4D Infrastructure relied on emerging markets for 34 per cent of its portfolio, so watching geopolitical trends and policies was a priority.

They were optimistic about a US/China trade deal being done, which Shaw said will support the Chinese recovery and continue to evolve their middle class.

But in terms of which emerging markets had the strongest outlooks, it might be Indonesia that remained the most attractive option.

This was largely due to their emerging middle class and a strong political environment on the back of their last election, with incumbents focused on infrastructure investments.

“We’re a big believer in the emergence of the middle class, and when Indonesia is the third largest population in the world that emergence of the middle class is really going to help their country to evolve and support infrastructure investments,” Shaw said.

“We also believe Indonesia was unfairly sold-off last year as a result of the US Federal Reserve interest rate hike, and that was a legacy issue about the exposure of Indonesia to US dollars, which is much lower today than it has been historically.”

RECESSION-PROOFING

Shaw said if we see the economy shift towards a recession, they would move their exposure from user pay assets into regulated utilities.

Their current portfolio is a diversified mix of both user pay and regulated utilities, with regulated utilities offering downside support.

However, they are currently overweight with user pay because the macro outlooks remained positive.

“It’s not as strong as it has been, but it is still positive territory,” Shaw said.

“But if we see that shift, if we see error by the US Federal Reserve or the US/Chinese trade deals totally collapse or a sustaining version of the yield curve, all of these factors we’re following very, very closely.”

“I’m not saying in a market downturn that utilities won’t fall, but they won’t fall as much, and the earnings resilience will still be there.”

RARE finds by tilting towards defensive utility stocks in a poor economic environment, and towards GDP-sensitive user pays stocks in a strong economic environment, they’re safe regardless of the economic outlook.

“In the end RARE invests in essential service infrastructure, with the underlying assets delivering consistent cashflows through all parts of the economic cycle,” Hurst said.

“This stability in underlying cashflows ensures in times of economic stress, infrastructure assets provide a defensive exposure in listed markets.”

Stack said their key contingency was how their portfolio was defined; regulated utilities get a regulated return, irrespective of how many customers they serve. 

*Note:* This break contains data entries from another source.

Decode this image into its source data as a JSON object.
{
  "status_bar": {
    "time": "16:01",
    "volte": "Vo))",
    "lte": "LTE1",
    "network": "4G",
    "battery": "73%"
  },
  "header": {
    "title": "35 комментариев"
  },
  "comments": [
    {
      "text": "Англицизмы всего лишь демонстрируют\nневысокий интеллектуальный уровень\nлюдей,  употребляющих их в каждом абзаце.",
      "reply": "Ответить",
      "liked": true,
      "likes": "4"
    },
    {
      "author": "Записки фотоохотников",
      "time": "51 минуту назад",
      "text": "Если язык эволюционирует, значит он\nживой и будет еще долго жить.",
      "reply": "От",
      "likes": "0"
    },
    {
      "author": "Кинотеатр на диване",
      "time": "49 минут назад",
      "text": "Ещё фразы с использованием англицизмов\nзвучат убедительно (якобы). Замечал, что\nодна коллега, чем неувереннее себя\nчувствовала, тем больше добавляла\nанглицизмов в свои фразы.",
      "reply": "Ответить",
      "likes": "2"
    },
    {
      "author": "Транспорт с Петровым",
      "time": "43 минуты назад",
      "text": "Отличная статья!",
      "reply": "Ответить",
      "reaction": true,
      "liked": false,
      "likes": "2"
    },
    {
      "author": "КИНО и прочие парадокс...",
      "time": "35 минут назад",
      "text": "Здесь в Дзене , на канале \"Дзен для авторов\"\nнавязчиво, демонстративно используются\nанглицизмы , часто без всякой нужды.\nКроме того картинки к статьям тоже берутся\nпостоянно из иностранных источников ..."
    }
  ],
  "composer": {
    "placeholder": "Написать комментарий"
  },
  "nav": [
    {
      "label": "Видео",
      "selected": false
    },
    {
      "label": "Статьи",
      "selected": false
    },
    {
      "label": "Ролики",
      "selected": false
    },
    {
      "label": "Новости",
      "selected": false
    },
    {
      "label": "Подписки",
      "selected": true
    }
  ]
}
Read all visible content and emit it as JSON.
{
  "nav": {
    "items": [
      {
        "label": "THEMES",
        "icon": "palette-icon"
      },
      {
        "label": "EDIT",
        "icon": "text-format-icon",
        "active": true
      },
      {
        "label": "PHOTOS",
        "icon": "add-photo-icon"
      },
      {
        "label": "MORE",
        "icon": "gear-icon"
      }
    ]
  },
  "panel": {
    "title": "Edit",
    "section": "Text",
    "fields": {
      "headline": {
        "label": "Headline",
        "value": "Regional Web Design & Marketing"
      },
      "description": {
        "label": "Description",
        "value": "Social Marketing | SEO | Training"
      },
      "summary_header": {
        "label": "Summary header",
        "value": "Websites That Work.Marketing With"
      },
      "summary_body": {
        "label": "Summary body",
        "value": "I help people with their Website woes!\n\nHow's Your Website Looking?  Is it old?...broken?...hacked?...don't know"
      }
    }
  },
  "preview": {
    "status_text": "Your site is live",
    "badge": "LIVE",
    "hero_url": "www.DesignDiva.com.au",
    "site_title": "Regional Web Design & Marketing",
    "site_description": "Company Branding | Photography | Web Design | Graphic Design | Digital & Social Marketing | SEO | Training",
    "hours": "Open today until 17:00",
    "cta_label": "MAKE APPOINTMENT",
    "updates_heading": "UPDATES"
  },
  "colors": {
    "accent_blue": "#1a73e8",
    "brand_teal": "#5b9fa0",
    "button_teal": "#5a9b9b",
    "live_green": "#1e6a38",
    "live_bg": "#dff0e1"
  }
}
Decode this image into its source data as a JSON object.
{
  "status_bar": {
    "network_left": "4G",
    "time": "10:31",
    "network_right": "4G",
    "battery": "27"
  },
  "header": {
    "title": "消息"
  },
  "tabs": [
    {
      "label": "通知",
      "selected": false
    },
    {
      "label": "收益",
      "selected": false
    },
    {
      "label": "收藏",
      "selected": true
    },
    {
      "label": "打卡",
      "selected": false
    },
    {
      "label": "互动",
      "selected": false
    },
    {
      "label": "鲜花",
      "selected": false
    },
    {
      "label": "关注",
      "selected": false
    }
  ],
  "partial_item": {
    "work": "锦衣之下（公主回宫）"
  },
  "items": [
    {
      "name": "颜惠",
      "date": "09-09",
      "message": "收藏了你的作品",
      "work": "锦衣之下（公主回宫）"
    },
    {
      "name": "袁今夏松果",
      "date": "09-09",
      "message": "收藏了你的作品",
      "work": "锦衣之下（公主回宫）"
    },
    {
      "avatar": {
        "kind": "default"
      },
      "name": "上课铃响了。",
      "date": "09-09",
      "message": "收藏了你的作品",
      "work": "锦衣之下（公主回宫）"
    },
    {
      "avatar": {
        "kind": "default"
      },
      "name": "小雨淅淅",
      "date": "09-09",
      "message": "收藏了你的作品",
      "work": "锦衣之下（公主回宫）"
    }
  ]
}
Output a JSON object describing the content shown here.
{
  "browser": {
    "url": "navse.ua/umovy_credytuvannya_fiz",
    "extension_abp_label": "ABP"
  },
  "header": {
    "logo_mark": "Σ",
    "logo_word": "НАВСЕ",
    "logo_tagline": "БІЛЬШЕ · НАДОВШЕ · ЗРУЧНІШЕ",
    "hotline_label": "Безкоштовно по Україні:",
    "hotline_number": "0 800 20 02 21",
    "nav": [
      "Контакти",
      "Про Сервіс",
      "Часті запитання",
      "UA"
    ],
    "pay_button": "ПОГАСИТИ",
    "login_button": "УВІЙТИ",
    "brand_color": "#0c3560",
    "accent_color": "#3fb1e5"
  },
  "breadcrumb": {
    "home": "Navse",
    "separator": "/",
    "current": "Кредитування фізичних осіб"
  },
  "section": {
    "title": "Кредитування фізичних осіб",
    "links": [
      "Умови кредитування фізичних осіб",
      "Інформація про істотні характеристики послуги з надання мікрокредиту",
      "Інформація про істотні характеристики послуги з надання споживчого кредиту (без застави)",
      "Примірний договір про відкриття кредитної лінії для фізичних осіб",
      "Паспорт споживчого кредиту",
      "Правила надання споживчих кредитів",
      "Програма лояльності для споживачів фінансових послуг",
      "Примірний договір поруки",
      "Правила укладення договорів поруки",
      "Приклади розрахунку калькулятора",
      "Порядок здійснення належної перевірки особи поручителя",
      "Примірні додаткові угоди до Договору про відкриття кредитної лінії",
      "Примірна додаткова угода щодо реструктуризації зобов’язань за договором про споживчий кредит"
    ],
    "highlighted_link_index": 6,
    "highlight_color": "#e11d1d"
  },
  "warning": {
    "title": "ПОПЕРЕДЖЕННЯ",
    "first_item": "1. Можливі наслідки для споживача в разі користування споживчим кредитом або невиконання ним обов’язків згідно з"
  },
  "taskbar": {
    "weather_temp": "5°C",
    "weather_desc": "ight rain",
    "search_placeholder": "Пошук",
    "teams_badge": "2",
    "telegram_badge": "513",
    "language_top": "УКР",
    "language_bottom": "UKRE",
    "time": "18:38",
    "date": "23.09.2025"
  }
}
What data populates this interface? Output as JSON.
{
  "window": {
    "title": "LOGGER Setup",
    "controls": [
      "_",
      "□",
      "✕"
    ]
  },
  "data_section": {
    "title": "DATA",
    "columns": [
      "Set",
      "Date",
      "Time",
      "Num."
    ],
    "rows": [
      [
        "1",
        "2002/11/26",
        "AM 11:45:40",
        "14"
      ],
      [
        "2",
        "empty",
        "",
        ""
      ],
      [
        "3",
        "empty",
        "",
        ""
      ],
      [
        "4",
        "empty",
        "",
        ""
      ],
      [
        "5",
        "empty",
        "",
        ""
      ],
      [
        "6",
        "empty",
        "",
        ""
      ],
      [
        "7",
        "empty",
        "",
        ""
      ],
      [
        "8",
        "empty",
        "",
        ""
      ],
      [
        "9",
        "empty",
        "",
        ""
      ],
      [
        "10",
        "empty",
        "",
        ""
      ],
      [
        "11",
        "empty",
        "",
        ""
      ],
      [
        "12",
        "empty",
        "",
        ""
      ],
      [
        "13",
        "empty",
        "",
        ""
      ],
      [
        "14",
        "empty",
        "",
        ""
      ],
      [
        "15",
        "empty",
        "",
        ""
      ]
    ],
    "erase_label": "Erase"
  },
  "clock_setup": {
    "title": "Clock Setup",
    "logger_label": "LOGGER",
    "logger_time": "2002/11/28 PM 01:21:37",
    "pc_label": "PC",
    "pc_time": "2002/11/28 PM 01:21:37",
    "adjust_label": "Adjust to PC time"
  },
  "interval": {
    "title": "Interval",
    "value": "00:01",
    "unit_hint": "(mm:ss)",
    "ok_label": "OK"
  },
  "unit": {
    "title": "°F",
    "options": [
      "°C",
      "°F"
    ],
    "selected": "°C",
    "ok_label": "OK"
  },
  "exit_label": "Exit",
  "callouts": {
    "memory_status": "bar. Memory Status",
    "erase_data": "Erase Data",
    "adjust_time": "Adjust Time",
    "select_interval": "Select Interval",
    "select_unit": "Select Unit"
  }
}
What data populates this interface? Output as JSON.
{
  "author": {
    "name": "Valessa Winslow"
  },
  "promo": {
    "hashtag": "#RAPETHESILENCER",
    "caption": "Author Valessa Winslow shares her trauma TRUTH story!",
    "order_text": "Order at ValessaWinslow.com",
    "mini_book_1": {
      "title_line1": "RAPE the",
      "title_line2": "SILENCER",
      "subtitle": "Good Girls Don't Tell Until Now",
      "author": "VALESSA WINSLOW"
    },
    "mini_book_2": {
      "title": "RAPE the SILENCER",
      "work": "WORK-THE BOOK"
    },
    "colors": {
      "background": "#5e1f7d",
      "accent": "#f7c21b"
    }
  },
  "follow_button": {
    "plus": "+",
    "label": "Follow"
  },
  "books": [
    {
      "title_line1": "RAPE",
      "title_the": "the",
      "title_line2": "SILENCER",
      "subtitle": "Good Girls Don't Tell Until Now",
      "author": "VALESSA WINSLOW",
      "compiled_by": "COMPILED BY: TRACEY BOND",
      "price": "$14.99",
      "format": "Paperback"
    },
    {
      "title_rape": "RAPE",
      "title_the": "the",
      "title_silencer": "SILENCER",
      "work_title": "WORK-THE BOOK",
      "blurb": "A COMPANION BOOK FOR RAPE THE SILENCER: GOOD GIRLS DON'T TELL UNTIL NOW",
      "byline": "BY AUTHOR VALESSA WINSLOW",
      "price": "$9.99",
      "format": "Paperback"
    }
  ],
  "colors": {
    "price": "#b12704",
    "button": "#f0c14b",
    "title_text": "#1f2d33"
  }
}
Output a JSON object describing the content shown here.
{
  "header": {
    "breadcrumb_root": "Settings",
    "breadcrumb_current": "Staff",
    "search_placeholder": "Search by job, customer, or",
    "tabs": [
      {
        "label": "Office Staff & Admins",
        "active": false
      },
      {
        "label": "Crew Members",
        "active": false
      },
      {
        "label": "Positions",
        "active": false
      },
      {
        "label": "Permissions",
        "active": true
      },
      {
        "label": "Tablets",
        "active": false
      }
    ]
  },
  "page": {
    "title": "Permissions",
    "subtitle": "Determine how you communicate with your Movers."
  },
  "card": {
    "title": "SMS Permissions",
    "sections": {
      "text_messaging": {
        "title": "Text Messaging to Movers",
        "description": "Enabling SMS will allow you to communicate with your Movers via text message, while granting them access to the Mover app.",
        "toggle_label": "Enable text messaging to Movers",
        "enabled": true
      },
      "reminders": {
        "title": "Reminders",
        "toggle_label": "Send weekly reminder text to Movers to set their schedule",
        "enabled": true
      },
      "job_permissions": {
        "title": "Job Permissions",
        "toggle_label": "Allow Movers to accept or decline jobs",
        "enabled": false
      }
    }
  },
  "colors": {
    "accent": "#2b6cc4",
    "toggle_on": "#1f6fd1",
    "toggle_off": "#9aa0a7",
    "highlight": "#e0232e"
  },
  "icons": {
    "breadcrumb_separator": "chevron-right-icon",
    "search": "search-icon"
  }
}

“For transport infrastructure, toll roads, airports and data communications networks, there are underlying trends in terms of the number of people who use the roads, airports, or their mobile phones,” Stack said.

“That means in the short term a recession may lead to some impacts on underlying financial performance, but it should be somewhat muted.”

“Over the long run it should be largely irrelevant, so we would feel a recession is unlikely to have a significant impact on the underlying financial performance of those assets.”

At QIC, they’re deliberately planning around this happening and they’re focused on building truly diversified portfolios that demonstrate resilience against these types of macro events.

“We have a long history of successfully building–from the ground up–diversified portfolios which deliver strong and robust returns throughout market cycles, taking into account both macro and asset-level risks,” Whitehead said.

“If that’s a core capability, then you don’t need a contingency.”